Cinder, a gifted mechanic, is a cyborg. She’s a second-class citizen with a mysterious past, reviled by her stepmother and blamed for her stepsister’s illness. But when her life becomes intertwined with the handsome Prince Kai’s, she suddenly finds herself at the center of an intergalactic struggle, and a forbidden attraction. Caught between duty and freedom, loyalty and betrayal, she must uncover secrets about her past in order to protect her world’s future.
Review:
This book has been on my to read pile for a while but I honestly kept forgetting about it. However, lately a few blogs I follow reminded me of it and I’m so glad they did.
I like a good fairy tale retelling, but there have been a lot of them recently so the market kind of feels over saturated. This book could have easily been just like every other one, but the futuristic setting, the android and cyborgs, the moon people, really set it apart.
I really enjoyed the world that was created, there was a lot of detail and it was clearly well thought out. There was a history and based on the author’s websites she had reasons for what she did and the way she termed things.

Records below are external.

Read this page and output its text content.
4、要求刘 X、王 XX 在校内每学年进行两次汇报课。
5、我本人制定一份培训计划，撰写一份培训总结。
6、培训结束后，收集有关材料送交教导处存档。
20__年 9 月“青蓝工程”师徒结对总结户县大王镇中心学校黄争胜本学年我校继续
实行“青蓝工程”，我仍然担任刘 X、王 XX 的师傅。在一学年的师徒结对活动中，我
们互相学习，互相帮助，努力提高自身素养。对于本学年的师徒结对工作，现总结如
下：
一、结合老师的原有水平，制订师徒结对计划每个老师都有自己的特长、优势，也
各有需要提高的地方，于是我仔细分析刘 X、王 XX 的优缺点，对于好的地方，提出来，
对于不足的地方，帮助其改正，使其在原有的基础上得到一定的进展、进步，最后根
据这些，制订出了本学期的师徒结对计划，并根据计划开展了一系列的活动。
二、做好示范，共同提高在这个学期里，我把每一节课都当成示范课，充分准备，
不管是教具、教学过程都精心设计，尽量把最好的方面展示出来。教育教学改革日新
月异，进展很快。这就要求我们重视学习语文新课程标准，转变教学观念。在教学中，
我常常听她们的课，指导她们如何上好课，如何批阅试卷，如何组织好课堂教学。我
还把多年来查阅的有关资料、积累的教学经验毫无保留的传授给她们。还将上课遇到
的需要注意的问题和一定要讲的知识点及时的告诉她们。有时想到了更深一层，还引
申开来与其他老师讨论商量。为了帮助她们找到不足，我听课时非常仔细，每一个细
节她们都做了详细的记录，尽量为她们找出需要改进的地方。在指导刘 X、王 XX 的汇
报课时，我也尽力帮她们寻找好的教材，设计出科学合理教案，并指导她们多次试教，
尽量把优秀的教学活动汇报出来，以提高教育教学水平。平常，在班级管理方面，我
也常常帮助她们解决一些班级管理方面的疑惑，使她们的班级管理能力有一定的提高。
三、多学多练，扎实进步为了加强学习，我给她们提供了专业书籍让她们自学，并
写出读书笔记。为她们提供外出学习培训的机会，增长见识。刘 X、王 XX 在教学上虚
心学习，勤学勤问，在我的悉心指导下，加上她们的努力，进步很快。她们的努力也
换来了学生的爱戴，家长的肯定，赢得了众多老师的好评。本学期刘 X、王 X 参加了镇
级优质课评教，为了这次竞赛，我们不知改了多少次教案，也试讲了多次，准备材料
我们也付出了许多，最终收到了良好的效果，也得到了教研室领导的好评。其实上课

The important aspects of the Cinderella story were included as well. The step-mother was wicked, a “shoe” was left behind, and a few other important things. What I’m curious to see, though, is what will be done in the next books. The series clearly started as a Cinderella re-telling, but it didn’t end that way. There is no Happily Ever After and the girl doesn’t have the Prince/Emperor. Instead there was a twist that wasn’t really a huge surprise.
The book is YA and there were a few very YA moments where Cinder was more worried about silly teenage things and not the big issues. Still it was not overwhelmingly so and never reached annoying.
I’m really curious to see how this series develops and I look forward to reading the next book.